Boydan boya dolaşıyoruz kale surlarını kan ter içinde. Sonunda arkadaşım koluma girerek, “ artık bir soğuk birayı hak ettik “ diyor, Tuna Nehri’nin yanı başındaki Jugovo restoranın terasına götürüyor. Yüzme havuzunun berrak sularında yüzen kadınların çocukların sevinçlerini izliyoruz bir süre.
Sırplar’ın üç yüz yıllık birası Jelen’le ferahlıyor, Türk biralarının idrar benzeri tadını anımsıyorum. Oysa, yeryüzünde yüzyıllar önce marka tescilini yaptırmış ne çok bira imalâtçısı var.

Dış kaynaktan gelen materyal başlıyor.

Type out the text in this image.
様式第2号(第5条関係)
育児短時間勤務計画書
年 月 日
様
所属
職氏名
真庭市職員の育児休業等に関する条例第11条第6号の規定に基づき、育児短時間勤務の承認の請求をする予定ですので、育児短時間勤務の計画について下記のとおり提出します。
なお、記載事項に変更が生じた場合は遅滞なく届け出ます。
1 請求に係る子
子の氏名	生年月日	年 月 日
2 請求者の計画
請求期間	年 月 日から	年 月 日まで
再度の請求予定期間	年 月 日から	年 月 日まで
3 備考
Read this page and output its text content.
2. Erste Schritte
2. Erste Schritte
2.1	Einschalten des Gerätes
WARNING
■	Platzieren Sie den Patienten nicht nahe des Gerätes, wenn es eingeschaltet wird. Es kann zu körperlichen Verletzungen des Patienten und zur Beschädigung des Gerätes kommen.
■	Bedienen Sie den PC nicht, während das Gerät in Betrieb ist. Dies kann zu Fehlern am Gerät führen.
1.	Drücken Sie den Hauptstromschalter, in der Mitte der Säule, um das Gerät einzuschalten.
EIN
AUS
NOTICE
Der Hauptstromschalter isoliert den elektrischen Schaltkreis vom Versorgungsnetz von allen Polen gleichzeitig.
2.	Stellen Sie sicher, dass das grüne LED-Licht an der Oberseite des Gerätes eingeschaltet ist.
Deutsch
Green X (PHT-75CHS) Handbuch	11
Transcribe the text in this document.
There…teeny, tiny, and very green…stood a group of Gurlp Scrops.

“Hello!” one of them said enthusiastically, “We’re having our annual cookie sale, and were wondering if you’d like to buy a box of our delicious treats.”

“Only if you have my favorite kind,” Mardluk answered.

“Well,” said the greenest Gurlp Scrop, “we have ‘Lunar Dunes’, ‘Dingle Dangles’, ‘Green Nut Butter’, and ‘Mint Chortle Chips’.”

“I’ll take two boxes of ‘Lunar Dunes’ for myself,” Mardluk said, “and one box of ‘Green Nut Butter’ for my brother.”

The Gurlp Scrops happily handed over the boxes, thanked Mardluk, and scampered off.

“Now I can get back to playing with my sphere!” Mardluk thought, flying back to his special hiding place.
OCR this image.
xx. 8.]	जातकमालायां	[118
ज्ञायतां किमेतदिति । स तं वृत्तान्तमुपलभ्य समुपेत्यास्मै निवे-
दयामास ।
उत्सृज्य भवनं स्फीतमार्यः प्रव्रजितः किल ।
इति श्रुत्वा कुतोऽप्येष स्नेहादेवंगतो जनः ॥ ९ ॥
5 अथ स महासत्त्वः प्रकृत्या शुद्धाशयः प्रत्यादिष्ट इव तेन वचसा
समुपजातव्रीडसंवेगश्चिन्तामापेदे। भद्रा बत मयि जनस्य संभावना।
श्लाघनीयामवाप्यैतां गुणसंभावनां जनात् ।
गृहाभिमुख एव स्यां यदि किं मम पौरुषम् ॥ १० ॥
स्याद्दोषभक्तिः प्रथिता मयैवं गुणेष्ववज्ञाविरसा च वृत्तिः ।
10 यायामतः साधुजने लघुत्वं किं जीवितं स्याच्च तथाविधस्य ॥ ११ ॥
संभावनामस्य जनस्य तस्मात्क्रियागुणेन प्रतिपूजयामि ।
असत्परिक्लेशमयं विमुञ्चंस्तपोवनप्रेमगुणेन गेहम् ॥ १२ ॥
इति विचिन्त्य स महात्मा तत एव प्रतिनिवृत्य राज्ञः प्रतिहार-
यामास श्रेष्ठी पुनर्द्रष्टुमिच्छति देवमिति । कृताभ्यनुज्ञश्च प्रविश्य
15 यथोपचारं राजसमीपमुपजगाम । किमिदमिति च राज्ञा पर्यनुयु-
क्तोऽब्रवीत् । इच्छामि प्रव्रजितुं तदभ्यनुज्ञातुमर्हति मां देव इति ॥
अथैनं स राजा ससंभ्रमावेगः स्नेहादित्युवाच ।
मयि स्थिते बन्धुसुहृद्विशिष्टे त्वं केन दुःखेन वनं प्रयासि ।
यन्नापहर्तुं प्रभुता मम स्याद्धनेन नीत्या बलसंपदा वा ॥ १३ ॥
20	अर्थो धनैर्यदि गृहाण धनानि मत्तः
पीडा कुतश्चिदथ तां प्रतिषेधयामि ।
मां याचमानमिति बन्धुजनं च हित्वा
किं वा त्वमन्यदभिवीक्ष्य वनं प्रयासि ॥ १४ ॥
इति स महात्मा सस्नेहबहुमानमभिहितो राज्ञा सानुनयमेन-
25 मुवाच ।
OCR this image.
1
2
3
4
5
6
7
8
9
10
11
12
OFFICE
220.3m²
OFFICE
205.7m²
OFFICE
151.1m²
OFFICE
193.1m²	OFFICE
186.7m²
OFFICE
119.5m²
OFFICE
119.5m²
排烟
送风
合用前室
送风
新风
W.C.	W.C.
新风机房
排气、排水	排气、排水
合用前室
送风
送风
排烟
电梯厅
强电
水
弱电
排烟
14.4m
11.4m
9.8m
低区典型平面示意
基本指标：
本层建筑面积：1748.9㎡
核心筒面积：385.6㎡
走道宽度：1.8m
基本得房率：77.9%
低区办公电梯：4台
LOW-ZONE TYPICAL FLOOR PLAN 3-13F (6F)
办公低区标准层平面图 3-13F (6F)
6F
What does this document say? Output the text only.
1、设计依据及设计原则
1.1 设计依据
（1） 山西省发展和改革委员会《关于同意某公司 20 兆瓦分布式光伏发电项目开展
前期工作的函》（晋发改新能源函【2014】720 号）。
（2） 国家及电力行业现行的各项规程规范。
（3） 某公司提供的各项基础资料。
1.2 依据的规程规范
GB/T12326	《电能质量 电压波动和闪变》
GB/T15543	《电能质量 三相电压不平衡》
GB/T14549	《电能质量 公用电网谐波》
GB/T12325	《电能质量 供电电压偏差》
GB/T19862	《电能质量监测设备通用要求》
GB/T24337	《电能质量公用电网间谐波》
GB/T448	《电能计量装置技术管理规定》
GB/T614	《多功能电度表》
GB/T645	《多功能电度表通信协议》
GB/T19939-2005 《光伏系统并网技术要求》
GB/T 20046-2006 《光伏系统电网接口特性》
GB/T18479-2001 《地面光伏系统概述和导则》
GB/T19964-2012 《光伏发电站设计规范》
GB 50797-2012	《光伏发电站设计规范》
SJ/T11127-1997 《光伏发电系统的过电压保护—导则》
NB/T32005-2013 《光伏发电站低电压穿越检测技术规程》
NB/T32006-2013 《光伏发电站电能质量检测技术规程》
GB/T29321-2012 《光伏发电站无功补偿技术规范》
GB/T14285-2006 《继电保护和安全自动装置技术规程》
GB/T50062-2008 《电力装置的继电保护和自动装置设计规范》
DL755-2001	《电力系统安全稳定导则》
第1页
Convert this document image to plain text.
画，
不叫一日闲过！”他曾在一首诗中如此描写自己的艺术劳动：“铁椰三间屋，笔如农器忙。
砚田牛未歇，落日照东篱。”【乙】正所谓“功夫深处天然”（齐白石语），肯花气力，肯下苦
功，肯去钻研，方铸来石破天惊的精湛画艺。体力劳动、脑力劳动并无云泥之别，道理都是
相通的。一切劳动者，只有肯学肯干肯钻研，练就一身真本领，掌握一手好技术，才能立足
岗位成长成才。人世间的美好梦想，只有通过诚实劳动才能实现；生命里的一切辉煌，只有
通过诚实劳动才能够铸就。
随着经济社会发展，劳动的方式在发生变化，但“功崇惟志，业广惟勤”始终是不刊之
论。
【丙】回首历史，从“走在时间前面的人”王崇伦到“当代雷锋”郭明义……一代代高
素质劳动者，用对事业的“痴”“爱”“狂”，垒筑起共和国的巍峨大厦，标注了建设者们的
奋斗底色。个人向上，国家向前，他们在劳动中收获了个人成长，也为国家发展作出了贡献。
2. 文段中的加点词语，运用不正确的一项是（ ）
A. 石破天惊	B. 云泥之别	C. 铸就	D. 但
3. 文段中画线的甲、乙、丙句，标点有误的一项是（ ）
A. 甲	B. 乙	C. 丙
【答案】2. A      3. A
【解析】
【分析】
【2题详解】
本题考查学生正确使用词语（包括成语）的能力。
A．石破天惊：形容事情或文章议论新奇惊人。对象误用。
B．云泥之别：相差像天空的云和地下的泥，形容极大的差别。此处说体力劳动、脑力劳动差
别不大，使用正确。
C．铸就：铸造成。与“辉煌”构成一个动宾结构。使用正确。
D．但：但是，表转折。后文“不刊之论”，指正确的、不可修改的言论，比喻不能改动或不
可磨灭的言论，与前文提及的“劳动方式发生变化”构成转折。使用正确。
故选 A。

Sonra, aşağılarda, yemyeşil ağaçların arasında ağır sessiz akan Tuna’ya takılmış tedirgin gözlerimi arkadaşıma çevirerek hep merak ettiğim soruyu soruyorum; “ Günlerdir atalarımızın birbirini doğradığı mekânları dolaşıyoruz, beraberken hiç beyninde, ruhunda şöven rüzgârlar esiyor mu? “
Boşnak, Hırvat, Sırplar ve Makedonların mensup olduğu Güvey Slav ırkının güzelliğini ve ruh halini yansıtan şûh bir kahkaha ile cevaplıyor; “ Hiç umurumda değil, beş yüz öncesinin kinini yaşatamam. Ben, yarınlarımı emperyal güçlerden kurtarmanın derdindeyim. Ama; bir tarihsel olgu var ki; tüm Sırpların belleğine genetik olarak kodlanmıştır, her şeyi unuturlar ama Aziz Sava üzerinden Sırpların inancının aşağılanmasını unutamazlar. “
Ve kısaca anlatıyor; Aziz Sava, Sırbistan’ın Nemanjic Hanedanı’nın kurucusu Stefan Nemanjia’nın oğlu olan bir prens iken, Hanedanı terk ederek din adamı olmayı seçiyor ve Sırp Ortodoks Kilisesini kuruyor. Zamanla, gösterdiği mucizeler ve barış çabaları ile tüm Balkan halkları ve Türkler tarafından da seviliyor ve ölümünden sonra konulduğu Mileşeva Manastırı ziyâretgâh haline geliyor.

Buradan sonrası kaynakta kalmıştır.